The five disciplines that can help:
- Historian: Knowing what has happened in the past (and how often) is an enormous advantage when it comes to investing. It informs you of the range of possibilities, allows you to conceptualize possible outcomes to various scenarios and provides a framework for thinking about market cycles.
- Psychiatrist: Fear and greed are the most enduring investor emotions. They lead to destructive behaviors. Not understanding your own psychology is the downfall of many an investor. The best financial plan becomes worthless if you are unprepared for the emotional turmoil that accompanies the ups and downs of markets. The crowd becomes an unthinking mob at tops and bottoms. Being able to read the emotional state of the market, as well as keeping your own emotions in check, are hallmarks of great investors.

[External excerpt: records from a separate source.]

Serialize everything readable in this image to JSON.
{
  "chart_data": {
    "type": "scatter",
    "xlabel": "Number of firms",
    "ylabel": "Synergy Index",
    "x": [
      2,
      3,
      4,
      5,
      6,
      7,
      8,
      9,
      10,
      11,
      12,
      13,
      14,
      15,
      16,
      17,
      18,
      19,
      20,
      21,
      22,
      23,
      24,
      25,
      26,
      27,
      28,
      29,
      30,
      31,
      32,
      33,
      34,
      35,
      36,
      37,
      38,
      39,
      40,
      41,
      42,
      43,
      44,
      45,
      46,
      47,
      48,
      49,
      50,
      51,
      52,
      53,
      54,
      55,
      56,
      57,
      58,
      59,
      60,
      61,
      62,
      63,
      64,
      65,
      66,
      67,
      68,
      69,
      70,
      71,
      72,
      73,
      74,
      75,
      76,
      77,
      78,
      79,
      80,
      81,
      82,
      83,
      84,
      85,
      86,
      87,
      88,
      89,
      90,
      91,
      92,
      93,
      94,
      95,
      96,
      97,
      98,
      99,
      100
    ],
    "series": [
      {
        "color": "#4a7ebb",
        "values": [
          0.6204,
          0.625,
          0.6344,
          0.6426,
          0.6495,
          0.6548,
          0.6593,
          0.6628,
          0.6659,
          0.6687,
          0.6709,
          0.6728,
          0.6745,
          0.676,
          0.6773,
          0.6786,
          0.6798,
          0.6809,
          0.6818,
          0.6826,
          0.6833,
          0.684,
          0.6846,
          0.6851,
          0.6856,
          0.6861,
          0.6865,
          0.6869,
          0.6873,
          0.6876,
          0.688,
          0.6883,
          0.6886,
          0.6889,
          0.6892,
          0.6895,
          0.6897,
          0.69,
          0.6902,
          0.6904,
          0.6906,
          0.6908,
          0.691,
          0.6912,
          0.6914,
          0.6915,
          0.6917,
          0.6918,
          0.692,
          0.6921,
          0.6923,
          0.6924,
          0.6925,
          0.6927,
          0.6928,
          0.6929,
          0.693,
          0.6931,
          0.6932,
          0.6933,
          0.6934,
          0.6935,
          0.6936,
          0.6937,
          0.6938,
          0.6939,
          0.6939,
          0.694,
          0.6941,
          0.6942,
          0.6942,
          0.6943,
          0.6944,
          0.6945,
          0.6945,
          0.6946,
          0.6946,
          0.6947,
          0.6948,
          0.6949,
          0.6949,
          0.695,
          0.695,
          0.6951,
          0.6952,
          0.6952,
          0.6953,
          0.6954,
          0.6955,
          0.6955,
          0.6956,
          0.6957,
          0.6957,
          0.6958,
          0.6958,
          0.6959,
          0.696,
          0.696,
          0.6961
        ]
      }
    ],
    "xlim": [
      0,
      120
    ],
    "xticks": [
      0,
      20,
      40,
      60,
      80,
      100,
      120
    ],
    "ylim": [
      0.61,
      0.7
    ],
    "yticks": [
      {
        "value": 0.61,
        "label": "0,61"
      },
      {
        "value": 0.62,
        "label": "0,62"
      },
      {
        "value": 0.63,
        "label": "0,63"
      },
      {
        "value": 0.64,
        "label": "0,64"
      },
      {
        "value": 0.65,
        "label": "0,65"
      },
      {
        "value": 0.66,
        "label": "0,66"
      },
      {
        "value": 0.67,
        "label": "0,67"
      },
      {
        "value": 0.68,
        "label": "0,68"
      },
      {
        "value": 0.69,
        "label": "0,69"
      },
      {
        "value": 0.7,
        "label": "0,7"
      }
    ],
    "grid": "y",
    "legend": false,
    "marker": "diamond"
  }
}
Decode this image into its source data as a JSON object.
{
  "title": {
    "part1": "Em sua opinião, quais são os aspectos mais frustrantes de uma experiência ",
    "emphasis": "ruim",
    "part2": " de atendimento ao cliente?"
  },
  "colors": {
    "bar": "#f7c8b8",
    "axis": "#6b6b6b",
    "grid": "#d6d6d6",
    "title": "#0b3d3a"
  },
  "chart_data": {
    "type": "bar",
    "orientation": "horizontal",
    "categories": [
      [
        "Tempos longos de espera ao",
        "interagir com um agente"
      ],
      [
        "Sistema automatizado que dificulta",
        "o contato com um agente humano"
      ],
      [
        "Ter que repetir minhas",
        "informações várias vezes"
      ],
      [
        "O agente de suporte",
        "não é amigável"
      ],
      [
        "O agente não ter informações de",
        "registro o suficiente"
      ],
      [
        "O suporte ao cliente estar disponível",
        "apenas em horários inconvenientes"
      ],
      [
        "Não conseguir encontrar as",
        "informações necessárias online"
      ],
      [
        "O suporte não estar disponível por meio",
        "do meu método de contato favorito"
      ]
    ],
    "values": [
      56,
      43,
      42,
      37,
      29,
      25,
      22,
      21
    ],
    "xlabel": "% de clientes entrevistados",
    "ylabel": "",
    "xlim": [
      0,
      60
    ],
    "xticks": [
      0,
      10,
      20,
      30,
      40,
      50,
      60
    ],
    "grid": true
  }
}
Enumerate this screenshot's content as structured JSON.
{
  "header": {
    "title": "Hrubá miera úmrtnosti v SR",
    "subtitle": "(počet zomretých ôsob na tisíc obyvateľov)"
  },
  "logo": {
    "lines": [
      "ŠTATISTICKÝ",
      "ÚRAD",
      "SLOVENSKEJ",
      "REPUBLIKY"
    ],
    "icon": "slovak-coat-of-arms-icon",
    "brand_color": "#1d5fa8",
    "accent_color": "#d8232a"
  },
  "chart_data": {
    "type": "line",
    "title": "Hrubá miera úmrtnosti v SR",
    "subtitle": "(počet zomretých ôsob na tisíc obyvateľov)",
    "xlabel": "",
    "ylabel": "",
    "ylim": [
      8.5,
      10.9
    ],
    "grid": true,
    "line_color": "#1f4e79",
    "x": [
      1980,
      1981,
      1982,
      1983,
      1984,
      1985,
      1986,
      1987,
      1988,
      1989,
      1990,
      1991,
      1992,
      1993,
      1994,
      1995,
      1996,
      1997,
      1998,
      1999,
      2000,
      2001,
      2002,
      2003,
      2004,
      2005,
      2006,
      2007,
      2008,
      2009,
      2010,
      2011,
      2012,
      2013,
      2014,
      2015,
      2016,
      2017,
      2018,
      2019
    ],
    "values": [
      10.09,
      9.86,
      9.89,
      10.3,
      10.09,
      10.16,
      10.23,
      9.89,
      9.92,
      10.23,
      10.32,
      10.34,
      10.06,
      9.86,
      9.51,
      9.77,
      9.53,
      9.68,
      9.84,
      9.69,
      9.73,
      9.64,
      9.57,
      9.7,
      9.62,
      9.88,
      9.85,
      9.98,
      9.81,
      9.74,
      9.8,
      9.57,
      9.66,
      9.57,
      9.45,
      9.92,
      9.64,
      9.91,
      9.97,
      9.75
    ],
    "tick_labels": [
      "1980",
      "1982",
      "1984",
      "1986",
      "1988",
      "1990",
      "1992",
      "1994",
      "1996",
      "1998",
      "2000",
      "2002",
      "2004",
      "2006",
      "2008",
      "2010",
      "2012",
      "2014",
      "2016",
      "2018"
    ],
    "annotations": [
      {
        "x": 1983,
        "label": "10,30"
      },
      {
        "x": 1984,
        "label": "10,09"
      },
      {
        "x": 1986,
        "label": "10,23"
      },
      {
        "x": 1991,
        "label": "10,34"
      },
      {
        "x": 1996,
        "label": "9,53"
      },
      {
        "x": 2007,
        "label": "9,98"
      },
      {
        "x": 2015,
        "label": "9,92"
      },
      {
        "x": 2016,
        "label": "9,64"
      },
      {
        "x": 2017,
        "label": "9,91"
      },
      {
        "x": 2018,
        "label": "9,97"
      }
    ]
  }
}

- Trial lawyer: Good litigators are always skeptical, but not negative. Like a good litigator, you must question data, consider alternative explanations, argue against the obvious. You cannot blindly accept everything you hear as truth, nor can you reject everything out of hand. Being able to discern between information that is valuable and that which is not, is crucial.
- Mathematician/statistician: Investing is filled with math: compound interest-rates, dividend yields, long-term gains, price-to-earnings ratio, risk-adjusted returns, percentage draw downs, annualized rate of returns.
- Accountant: An understanding of basic accounting is essential to grasping the fundamental health of a company or business model. It is how you determine whether an existing company is profitable, or when a young firm might become profitable. But it also can help you determine when a formerly profitable company is heading down the wrong path. You don’t have to be a forensic accountant.